Facing herself in the mirror signifies a moment of reckoning, while speaking the truth in Somali, her mother tongue, indicates a reconfiguration that goes down to the very roots. By allowing herself to admit that she locates her moral compass outside God and His organized religion, Ayaan also establishes her individualism. She becomes her own moral authority.
The right to express one’s views freely is an important theme in the book, with Hirsi Ali contending that freedom of speech is the one value which makes a society truly liberal. In her worldview, there should be no cow too holy to slaughter, no God who cannot be questioned publicly. Suppressing free speech suppresses free thought and engenders brutal, authoritarian structures.

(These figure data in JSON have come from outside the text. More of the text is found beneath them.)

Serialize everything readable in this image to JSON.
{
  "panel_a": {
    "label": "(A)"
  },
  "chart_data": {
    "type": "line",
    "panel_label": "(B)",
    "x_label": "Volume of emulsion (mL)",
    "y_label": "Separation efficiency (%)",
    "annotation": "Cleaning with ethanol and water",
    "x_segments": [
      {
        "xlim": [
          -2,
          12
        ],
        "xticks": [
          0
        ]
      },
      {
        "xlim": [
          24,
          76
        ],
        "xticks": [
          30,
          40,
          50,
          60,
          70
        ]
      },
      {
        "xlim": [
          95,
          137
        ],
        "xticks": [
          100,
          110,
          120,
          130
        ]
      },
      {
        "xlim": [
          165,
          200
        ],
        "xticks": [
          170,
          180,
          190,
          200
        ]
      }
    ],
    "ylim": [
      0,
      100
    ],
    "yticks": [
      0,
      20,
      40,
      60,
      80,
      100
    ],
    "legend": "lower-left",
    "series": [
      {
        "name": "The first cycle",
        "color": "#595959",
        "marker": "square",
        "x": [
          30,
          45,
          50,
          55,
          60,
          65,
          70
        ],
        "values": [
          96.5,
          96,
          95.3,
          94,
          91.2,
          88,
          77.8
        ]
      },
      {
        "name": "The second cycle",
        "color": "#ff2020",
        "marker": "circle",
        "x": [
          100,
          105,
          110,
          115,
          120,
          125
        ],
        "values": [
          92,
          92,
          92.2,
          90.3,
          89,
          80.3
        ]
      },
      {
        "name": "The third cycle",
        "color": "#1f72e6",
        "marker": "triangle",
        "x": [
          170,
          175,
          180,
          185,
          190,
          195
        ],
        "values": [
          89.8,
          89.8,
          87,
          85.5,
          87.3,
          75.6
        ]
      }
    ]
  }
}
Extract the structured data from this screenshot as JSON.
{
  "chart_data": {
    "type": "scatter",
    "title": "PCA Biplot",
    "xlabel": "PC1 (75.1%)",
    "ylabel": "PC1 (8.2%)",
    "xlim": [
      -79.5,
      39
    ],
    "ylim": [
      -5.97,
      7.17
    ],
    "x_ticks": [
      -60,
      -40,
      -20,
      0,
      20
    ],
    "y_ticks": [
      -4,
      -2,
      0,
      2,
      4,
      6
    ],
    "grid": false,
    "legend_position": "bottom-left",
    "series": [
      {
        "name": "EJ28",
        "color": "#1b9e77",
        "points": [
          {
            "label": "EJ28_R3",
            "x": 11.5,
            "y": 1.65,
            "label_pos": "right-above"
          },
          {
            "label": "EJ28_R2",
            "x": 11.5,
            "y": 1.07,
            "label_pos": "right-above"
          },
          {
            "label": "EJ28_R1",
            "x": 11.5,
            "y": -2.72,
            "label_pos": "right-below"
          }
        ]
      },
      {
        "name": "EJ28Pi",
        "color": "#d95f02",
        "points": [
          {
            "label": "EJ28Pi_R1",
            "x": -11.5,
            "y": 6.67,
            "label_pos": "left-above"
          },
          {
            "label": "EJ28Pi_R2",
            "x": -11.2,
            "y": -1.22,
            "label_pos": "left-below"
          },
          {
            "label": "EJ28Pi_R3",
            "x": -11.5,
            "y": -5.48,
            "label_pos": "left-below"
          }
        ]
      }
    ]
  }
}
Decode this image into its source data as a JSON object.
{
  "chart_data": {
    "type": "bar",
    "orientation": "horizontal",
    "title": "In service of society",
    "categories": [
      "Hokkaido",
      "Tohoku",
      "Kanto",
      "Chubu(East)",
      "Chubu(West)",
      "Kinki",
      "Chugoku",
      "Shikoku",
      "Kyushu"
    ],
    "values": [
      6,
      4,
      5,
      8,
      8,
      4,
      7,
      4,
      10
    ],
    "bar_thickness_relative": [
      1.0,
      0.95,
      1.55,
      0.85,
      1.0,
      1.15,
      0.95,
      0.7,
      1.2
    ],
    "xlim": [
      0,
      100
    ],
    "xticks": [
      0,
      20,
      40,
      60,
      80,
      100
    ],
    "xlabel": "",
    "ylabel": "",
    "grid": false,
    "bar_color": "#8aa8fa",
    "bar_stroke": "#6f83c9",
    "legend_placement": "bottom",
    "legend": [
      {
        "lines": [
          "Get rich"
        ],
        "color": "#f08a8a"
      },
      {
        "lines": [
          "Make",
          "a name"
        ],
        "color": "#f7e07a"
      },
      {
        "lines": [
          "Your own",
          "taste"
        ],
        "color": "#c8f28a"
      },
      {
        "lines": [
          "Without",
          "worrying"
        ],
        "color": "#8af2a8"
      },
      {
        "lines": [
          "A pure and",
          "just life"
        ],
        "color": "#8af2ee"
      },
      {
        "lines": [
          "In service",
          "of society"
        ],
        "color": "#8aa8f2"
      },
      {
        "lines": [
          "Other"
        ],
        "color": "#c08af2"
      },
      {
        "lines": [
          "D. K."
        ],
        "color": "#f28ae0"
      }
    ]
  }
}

Hirsi Alis’s views on free speech must be read in context of the enforced silence of her childhood, where children and women were subjugated for speaking out. When Ayaan asks Boqol Sawm a logical question, he yells at her to be quiet as “Satan is speaking to you” (103), making her ask questions. The free voice of her reason is equated with the voice of the devil. In another instance, a ma’alim beats up Ayaan after she tells him he has no right being in her house alone with her, as he is not their relative. The teacher returns with another man and pulls Ayaan’s hair so hard her skull cracks; later, Asha punishes Ayaan some more by tying her up and beating her. Ayaan’s skull is fractured, and she gets surgery to save her life. Thus, the price of speaking out is death for Ayaan and many girls and women like her in the book’s milieu.
Even during the marriage ceremony with Mahmud, Ayaan’s first husband, the qali asks her to identify herself, as is the custom, before telling her, “You are not required to answer, your presence is enough” (141). (The qali twists the Islamic injunction that a virgin can give “silent” consent for a marriage to be solemnized; in Islam, a woman’s consent is mandatory for a marriage). Given the history of being silenced and erased, speech becomes a revolutionary act for Ayaan. When she sees free speech in action in the West, she begins to speak aloud the doubts she has harbored for a long time about Islam. While Hirsi Ali’s views on Islam are provocative, she argues that she has the inalienable right to express them freely.
Her love for the Netherlands is intertwined with the Dutch love for free speech: Early in the memoir she notes that “No nation in the world is more deeply attached to freedom of expression than the Dutch” (2). Later, when she describes Pim, she calls him “a provocateur, which is a very Dutch thing to be” (283). So deep is Ayaan’s belief in free speech that she risks her life time and again to establish her right to expression. A crucial question which arises in this context is why she continues to court danger. Ayaan explains that like anyone else, she wants to live, but for her living in silence is a fate worse than death.